Não deixa de ser irônico, dado o histórico de violência policial, que a primeira favela tenha sido construída e habitada por ex-militares. Egressos da destruição da empreitada popular e messiânica de Canudos.

Nome e lugares são carregados de estigmas. Vergonha, inclusive. Negação, inevitável. "Comunidade" é o eufemismo mais rotineiro. "Periferia" ou "subúrbio" são generalizações, denominações de áreas muito maiores para evitar chamar do nome que é.

Nem toda periferia é favela, nem toda comunidade é favela. E favela precisa ser chamada pelo nome. Se não, é mais uma forma de apagar, silenciar, esconder, fingir que não existe.

Fortaleza é tomada de favelas. Invisíveis que por vezes sejam, são 509 "aglomerados subnormais", conforme a designação dada pelo Instituto Brasileiro de Geografia e Estatística (IBGE) no Censo 2010.

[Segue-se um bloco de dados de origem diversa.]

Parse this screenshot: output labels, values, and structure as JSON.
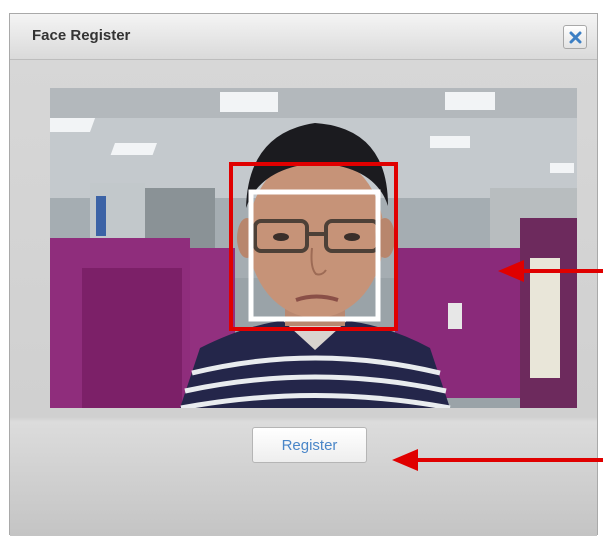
{
  "dialog": {
    "title": "Face Register",
    "close_icon": "close-x-icon",
    "register_label": "Register"
  },
  "colors": {
    "detection_box": "#e00000",
    "face_box": "#ffffff",
    "arrow": "#e00000",
    "button_text": "#4a86c8"
  }
}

Por isso o título-afirmação deste texto: "Aqui é favela", nas palavras de Alécio "D'Leste" Fernandes, fundador do coletivo de cultura Natora, do Pirambu, para o jornalista Rubens Rodrigues.

Há aí orgulho, autoestima, reconhecimento e auto-reconhecimento. Sobretudo, a negação de qualquer coisa que signifique rejeitar a evidência da presença desses territórios sem os quais é impossível definir a Cidade.